Assuming you have a Clojure CLI project in a git repo ready to go, adding dependabot support is a matter of copying some files and code from this repo.

1. Copy .github/dependabot.yml to your repo. Notice that we've configured the dependabot directory as a Maven project--this is where our fake Maven project will live.
2. Copy script/sync-dependabot and script/check-dependabot to your repo.
   • make sure they're executable: run chmod +x script/sync-dependabot script/check-dependabot
3. Call ./script/sync-dependabot in your repository root. Commit the generated dependabot/pom.xml.
4. Add a call to ./script/check-dependabot in your CI build. It will fail if dependabot/pom.xml is out of date.
   • see the end of the setup job in .github/workflows/build.yml for an example
5. Commit and push.

CI failures will now force you to keep deps.edn and dependabot/pom.xml synchronized (via script/sync-dependabot).

Finally, to activate dependabot on your repo, follow these instructions. In short, go to https://github.com/<USER>/<REPO>/settings/security_analysis and activate the security and analysis tools you are interested in. You must be an admin--if you're preparing a pull-request for a repo that you're not an admin of, you can first fork the repo to test out dependabot on your own fork, and then I suggest asking the maintainer to enable dependabot themselves.

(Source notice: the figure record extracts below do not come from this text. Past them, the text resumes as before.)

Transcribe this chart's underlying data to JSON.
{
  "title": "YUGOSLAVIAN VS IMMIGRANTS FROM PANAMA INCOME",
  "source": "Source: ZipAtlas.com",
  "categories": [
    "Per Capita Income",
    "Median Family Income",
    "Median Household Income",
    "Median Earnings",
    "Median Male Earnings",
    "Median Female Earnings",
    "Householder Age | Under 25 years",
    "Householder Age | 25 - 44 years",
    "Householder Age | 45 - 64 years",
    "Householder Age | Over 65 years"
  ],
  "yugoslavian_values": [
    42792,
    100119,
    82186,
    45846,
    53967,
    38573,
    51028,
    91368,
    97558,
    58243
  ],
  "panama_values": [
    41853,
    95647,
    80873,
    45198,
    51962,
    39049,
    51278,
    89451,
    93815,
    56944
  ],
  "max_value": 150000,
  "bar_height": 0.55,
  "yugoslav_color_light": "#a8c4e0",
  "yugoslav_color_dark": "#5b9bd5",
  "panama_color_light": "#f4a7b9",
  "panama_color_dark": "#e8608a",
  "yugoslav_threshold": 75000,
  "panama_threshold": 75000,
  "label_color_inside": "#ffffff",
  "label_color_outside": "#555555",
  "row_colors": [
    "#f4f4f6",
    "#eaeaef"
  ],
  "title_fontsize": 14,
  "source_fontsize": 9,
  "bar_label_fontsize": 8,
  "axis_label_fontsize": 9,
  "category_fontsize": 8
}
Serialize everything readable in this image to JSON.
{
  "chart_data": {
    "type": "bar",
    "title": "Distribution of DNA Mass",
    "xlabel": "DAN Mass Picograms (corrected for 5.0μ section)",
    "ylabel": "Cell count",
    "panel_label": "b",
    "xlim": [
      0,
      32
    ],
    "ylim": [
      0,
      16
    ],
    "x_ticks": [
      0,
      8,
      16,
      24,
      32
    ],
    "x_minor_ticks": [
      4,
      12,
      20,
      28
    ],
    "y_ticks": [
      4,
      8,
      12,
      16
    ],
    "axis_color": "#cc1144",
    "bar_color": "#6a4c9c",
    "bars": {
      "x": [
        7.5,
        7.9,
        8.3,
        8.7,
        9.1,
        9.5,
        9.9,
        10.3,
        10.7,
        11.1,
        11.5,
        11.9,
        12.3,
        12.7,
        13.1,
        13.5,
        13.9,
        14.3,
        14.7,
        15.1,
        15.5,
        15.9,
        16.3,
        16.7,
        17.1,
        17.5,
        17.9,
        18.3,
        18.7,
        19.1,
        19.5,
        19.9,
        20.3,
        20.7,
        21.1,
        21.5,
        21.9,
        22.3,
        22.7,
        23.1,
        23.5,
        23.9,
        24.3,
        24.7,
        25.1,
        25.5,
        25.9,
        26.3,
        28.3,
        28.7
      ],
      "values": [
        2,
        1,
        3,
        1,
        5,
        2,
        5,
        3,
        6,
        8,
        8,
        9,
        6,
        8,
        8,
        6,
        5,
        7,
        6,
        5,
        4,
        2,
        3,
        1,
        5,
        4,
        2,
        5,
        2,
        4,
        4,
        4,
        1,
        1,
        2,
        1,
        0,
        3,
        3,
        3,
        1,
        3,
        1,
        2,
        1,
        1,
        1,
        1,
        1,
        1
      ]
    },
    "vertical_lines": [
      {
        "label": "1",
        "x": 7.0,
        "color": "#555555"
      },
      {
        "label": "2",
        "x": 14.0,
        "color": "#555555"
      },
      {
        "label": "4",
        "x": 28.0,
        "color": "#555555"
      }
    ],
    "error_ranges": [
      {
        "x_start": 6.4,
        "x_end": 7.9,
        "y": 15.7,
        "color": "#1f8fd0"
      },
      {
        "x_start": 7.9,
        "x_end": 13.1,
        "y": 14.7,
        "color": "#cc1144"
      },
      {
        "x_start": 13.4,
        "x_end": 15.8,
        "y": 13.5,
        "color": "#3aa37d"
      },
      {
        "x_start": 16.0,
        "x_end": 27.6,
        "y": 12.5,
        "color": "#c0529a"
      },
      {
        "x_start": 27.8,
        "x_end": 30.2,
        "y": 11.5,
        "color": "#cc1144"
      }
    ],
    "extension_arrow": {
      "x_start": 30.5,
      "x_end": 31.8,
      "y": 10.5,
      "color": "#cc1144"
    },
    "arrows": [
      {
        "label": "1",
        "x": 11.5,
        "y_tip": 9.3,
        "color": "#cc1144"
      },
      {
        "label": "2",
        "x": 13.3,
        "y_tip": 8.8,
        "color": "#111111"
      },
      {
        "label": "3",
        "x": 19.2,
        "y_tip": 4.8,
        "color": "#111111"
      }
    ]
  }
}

To simulate the "admin" experience or to test out dependabot, you can fork this repo and go to https://github.com/<USER>/<REPO>/settings/security_analysis.

To force dependabot to run the first time, go to https://github.com/<YOUR USER>/<YOUR REPO>/network/updates, click on the "Last checked" link to the right of dependabot/pom.xml, and then Check for Updates.

Workflow hints

Most of the time it will be easy to update the dependabot PR directly from GitHub's UI to be mergable.

1. At the top of the dependabot PR, it will show a link to the tree view of the upstream branch. Click on it.

• eg., in this PR, click on the link at the end of dependabot wants to merge 2 commits into main from dependabot/maven/dependabot/org.clojure-clojure-1.10.3

2. You should be at (for example) https://github.com/frenchy64/dependabot-lein-via-mvn/tree/dependabot/maven/dependabot/org.clojure-clojure-1.10.3.
3. To edit the file, go to https://github.com/frenchy64/dependabot-lein-via-mvn/edit/dependabot/maven/dependabot/org.clojure-clojure-1.10.3/deps.edn.

• some ways to do this:
  1. press t and type deps.edn and press enter, then click the "Edit this file" button, or
  2. change tree to edit and add /deps.edn to the end of the URL.

4. Now make the deps.edn reflect the new dependabot/pom.xml version, and press Commit changes at the bottom of the page to commit directly to the branch.